Para elas. Beatriz informa que, nas mulheres trans e travestis, os principais problemas relacionados ao uso de antiandrogênicos são a trombose venosa e o tromboembolismo pulmonar, decorrentes principalmente da aplicação de doses inadequadas de estrogênio. Um outro desdobramento, relacionado a essas complicações iniciais, é o aumento do risco cardiovascular, além da alteração da prolactina e dos níveis de colesterol, em especial os triglicérides. A endocrinologista ainda lembra que a hormonização por conta própria é mais disseminada entre elas, que recorrem a anticoncepcionais.

Para eles. Já no homem trans e transmasculino que faz uso da testosterona, os efeitos adversos mais comuns são o espessamento do sangue, alteração do ponto de vista metabólico, principalmente da glicose e do colesterol. Há também o aumento de ocorrência de doença arterial coronariana, quando artérias são obstruídas. Pode haver, ainda, o aumento do processo de aterosclerose, quando ocorre o acúmulo de placas de gordura, cálcio e outras substâncias nas artérias. Um outro problema é o sangramento ginecológico.

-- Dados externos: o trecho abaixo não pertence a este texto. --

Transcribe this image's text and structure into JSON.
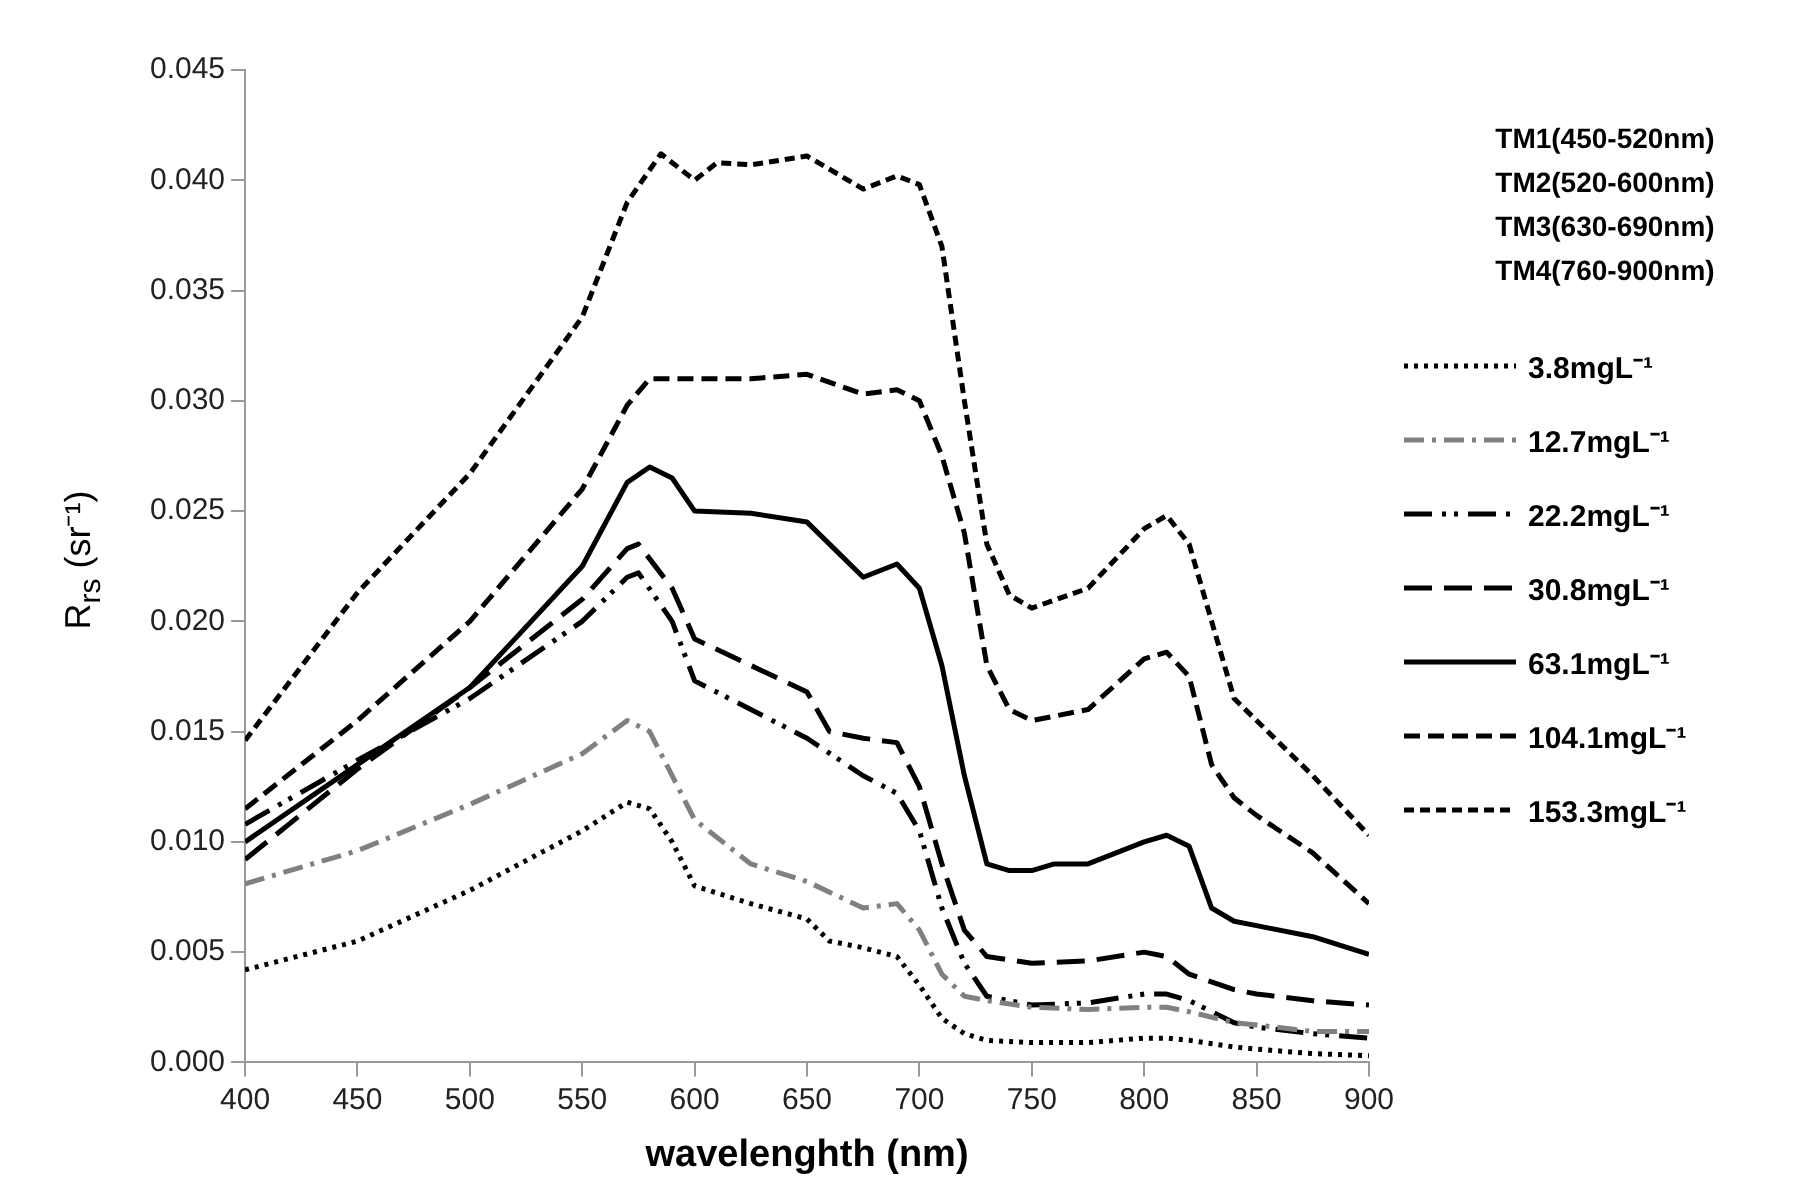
{
  "chart_data": {
    "type": "line",
    "xlabel": "wavelenghth (nm)",
    "ylabel": "R$_{rs}$ (sr⁻¹)",
    "annotations": [
      "TM1(450-520nm)",
      "TM2(520-600nm)",
      "TM3(630-690nm)",
      "TM4(760-900nm)"
    ],
    "xlim": [
      400,
      900
    ],
    "xticks": [
      400,
      450,
      500,
      550,
      600,
      650,
      700,
      750,
      800,
      850,
      900
    ],
    "ylim": [
      0,
      0.045
    ],
    "yticks": [
      {
        "value": 0,
        "label": "0.000"
      },
      {
        "value": 0.005,
        "label": "0.005"
      },
      {
        "value": 0.01,
        "label": "0.010"
      },
      {
        "value": 0.015,
        "label": "0.015"
      },
      {
        "value": 0.02,
        "label": "0.020"
      },
      {
        "value": 0.025,
        "label": "0.025"
      },
      {
        "value": 0.03,
        "label": "0.030"
      },
      {
        "value": 0.035,
        "label": "0.035"
      },
      {
        "value": 0.04,
        "label": "0.040"
      },
      {
        "value": 0.045,
        "label": "0.045"
      }
    ],
    "grid": false,
    "legend": "right",
    "marker": "none",
    "series": [
      {
        "name": "3.8mgL⁻¹",
        "color": "#000000",
        "line_style": "dotted",
        "x": [
          400,
          450,
          500,
          550,
          570,
          580,
          590,
          600,
          625,
          650,
          660,
          675,
          690,
          700,
          710,
          720,
          730,
          750,
          775,
          800,
          810,
          820,
          840,
          850,
          875,
          900
        ],
        "values": [
          0.0042,
          0.0055,
          0.0078,
          0.0105,
          0.0118,
          0.0115,
          0.01,
          0.008,
          0.0072,
          0.0065,
          0.0055,
          0.0052,
          0.0048,
          0.0035,
          0.002,
          0.0013,
          0.001,
          0.0009,
          0.0009,
          0.0011,
          0.0011,
          0.001,
          0.0007,
          0.0006,
          0.0004,
          0.0003
        ]
      },
      {
        "name": "12.7mgL⁻¹",
        "color": "#808080",
        "line_style": "dashed",
        "x": [
          400,
          450,
          500,
          550,
          570,
          580,
          590,
          600,
          625,
          650,
          675,
          690,
          700,
          710,
          720,
          730,
          750,
          775,
          800,
          810,
          820,
          840,
          850,
          875,
          900
        ],
        "values": [
          0.0081,
          0.0096,
          0.0117,
          0.014,
          0.0155,
          0.015,
          0.013,
          0.011,
          0.009,
          0.0082,
          0.007,
          0.0072,
          0.006,
          0.004,
          0.003,
          0.0028,
          0.0025,
          0.0024,
          0.0025,
          0.0025,
          0.0023,
          0.0018,
          0.0017,
          0.0014,
          0.0014
        ]
      },
      {
        "name": "22.2mgL⁻¹",
        "color": "#000000",
        "line_style": "dashed",
        "x": [
          400,
          450,
          500,
          550,
          570,
          575,
          590,
          600,
          625,
          650,
          675,
          690,
          700,
          710,
          720,
          730,
          750,
          775,
          800,
          810,
          820,
          840,
          850,
          875,
          900
        ],
        "values": [
          0.0108,
          0.0137,
          0.0165,
          0.02,
          0.022,
          0.0222,
          0.02,
          0.0173,
          0.016,
          0.0147,
          0.013,
          0.0122,
          0.0105,
          0.007,
          0.0045,
          0.003,
          0.0026,
          0.0027,
          0.0031,
          0.0031,
          0.0028,
          0.0018,
          0.0016,
          0.0013,
          0.0011
        ]
      },
      {
        "name": "30.8mgL⁻¹",
        "color": "#000000",
        "line_style": "dashed",
        "x": [
          400,
          450,
          500,
          550,
          570,
          575,
          590,
          600,
          625,
          650,
          660,
          675,
          690,
          700,
          710,
          720,
          730,
          750,
          775,
          800,
          810,
          820,
          840,
          850,
          875,
          900
        ],
        "values": [
          0.0092,
          0.0133,
          0.017,
          0.021,
          0.0233,
          0.0235,
          0.0215,
          0.0192,
          0.018,
          0.0168,
          0.015,
          0.0147,
          0.0145,
          0.0125,
          0.009,
          0.006,
          0.0048,
          0.0045,
          0.0046,
          0.005,
          0.0048,
          0.004,
          0.0033,
          0.0031,
          0.0028,
          0.0026
        ]
      },
      {
        "name": "63.1mgL⁻¹",
        "color": "#000000",
        "line_style": "solid",
        "x": [
          400,
          450,
          500,
          550,
          570,
          580,
          590,
          600,
          625,
          650,
          660,
          675,
          690,
          700,
          710,
          720,
          730,
          740,
          750,
          760,
          775,
          800,
          810,
          820,
          830,
          840,
          850,
          875,
          900
        ],
        "values": [
          0.01,
          0.0135,
          0.017,
          0.0225,
          0.0263,
          0.027,
          0.0265,
          0.025,
          0.0249,
          0.0245,
          0.0235,
          0.022,
          0.0226,
          0.0215,
          0.018,
          0.013,
          0.009,
          0.0087,
          0.0087,
          0.009,
          0.009,
          0.01,
          0.0103,
          0.0098,
          0.007,
          0.0064,
          0.0062,
          0.0057,
          0.0049
        ]
      },
      {
        "name": "104.1mgL⁻¹",
        "color": "#000000",
        "line_style": "dashed",
        "x": [
          400,
          450,
          500,
          550,
          570,
          580,
          600,
          625,
          650,
          675,
          690,
          700,
          710,
          720,
          730,
          740,
          750,
          775,
          800,
          810,
          820,
          830,
          840,
          850,
          875,
          900
        ],
        "values": [
          0.0115,
          0.0155,
          0.02,
          0.026,
          0.0298,
          0.031,
          0.031,
          0.031,
          0.0312,
          0.0303,
          0.0305,
          0.03,
          0.0275,
          0.024,
          0.018,
          0.016,
          0.0155,
          0.016,
          0.0183,
          0.0186,
          0.0175,
          0.0135,
          0.012,
          0.0112,
          0.0095,
          0.0072
        ]
      },
      {
        "name": "153.3mgL⁻¹",
        "color": "#000000",
        "line_style": "dashed",
        "x": [
          400,
          450,
          500,
          550,
          570,
          585,
          600,
          610,
          625,
          650,
          675,
          690,
          700,
          710,
          720,
          730,
          740,
          750,
          775,
          800,
          810,
          820,
          830,
          840,
          850,
          875,
          900
        ],
        "values": [
          0.0146,
          0.0213,
          0.0267,
          0.0338,
          0.039,
          0.0412,
          0.04,
          0.0408,
          0.0407,
          0.0411,
          0.0396,
          0.0402,
          0.0398,
          0.037,
          0.03,
          0.0235,
          0.0212,
          0.0206,
          0.0215,
          0.0242,
          0.0248,
          0.0235,
          0.02,
          0.0165,
          0.0155,
          0.013,
          0.0103
        ]
      }
    ]
  }
}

Minientrevista com Dalcira Ferrão, psicóloga clínica social e conselheira federal de psicologia

1. Só em 2019 a transexualidade deixou de ser apontada como um transtorno psiquiátrico pela Organização Mundial da Saúde (OMS). Qual a importância desse acontecimento da perspectiva da atenção à saúde? 

Esse acontecimento é uma reivindicação de anos de pessoas travestis e transexuais, já que considerar as vivências de gênero trans enquanto transtorno ou patologia psiquiátrica, além de desumanizar esses corpos, traz implicações práticas de violações de direitos em suas vidas, como direito à autonomia corpo, não acesso à saúde, dentre outros. Quando entendemos o conceito de saúde conforme a determinação da OMS, como “um estado de completo bem-estar físico, mental e social e não apenas a mera ausência de doença ou enfermidade”, entendemos a importância da despatologização dessas identidades. Fica evidenciado que o adoecimento não se dá pela condição em si, mas por esse não reconhecimento e valorização de tais expressões humanas.

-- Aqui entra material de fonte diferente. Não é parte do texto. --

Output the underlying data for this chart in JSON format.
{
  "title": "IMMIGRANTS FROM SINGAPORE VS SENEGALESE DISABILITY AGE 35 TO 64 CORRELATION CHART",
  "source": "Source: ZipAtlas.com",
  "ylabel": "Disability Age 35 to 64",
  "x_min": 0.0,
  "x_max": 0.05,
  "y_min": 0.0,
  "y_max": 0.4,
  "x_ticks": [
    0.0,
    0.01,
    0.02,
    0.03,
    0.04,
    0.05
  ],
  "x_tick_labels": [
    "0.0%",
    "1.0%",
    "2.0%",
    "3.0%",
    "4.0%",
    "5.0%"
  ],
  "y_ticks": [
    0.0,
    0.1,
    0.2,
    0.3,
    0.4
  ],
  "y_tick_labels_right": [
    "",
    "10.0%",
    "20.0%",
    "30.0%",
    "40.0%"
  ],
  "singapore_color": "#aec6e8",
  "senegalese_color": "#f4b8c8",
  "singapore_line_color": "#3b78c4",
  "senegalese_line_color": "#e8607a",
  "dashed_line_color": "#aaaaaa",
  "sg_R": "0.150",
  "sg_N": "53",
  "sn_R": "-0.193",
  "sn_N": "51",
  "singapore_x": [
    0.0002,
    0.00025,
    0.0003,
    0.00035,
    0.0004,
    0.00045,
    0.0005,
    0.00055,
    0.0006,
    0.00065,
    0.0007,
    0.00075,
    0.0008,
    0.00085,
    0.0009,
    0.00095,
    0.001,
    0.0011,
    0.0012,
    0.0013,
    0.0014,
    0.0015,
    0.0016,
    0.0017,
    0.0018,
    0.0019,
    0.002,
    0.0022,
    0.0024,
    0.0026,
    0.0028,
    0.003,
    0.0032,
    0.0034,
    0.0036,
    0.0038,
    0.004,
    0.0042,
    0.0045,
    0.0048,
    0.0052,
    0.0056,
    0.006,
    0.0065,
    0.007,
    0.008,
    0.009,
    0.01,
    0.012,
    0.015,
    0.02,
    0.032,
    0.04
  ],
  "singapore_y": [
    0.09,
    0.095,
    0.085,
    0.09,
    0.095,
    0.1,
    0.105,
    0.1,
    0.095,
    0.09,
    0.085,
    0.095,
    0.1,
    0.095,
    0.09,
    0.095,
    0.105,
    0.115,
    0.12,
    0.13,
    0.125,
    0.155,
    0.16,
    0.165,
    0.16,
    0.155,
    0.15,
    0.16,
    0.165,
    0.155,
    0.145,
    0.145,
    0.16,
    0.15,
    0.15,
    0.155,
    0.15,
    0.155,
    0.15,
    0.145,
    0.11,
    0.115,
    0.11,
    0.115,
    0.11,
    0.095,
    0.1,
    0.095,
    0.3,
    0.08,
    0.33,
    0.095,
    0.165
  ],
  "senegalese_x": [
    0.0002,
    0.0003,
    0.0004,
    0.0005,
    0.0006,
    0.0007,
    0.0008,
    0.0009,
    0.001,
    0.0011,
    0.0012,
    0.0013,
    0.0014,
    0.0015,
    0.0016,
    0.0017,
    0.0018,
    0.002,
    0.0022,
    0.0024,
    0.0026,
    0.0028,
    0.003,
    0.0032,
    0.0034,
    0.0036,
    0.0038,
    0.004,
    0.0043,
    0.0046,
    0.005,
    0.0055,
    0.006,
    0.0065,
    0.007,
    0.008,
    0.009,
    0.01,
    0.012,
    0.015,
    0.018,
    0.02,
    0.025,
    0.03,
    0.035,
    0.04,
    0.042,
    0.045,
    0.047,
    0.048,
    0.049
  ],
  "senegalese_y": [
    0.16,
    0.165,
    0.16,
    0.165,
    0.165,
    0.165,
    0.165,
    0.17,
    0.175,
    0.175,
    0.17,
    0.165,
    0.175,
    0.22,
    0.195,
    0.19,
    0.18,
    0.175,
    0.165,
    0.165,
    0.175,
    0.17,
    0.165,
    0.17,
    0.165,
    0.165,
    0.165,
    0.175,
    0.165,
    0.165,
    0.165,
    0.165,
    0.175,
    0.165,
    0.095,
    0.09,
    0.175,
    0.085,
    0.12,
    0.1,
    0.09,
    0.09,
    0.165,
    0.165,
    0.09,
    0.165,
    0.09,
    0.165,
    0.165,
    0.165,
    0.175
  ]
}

2. Por outro lado, no primeiro ano em que poderiam participar da parada do orgulho LGBTQ+ celebrando a despatologização de sua identidade, a pandemia inviabilizou qualquer celebração presencial. Para além desse efeito simbólico, quais outros efeitos a Covid-19 e as ações necessárias para a contenção da proliferação da doença têm tido na saúde mental das pessoas trans?

A pandemia acabou gerando a diminuição da renda ou até mesmo a ausência dela, o que fez com que muitas dessas pessoas, que antes tinham sua independência financeira, necessitassem retornar aos seios familiares, nem sempre acolhedores. Dessa forma, torna-se um desafio duplo para pessoas travestis e trans, conviver com o medo da pandemia e com posturas familiares preconceituosas e em alguns casos, até violentas. Isso devido à não aceitação de suas vivências por parte de suas famílias. A Covid-19 tem impactado diretamente na saúde mental da população travesti e trans na medida em que tem proporcionado o isolamento dentro do isolamento, ou seja, grande parte das pessoas estão reclusas com suas famílias e buscando isolar-se das mesmas, além de estarem isoladas da sociedade por conta da pandemia. O escape que se tinha anteriormente de ter a convivência externa, com amigos, neste momento não é possível.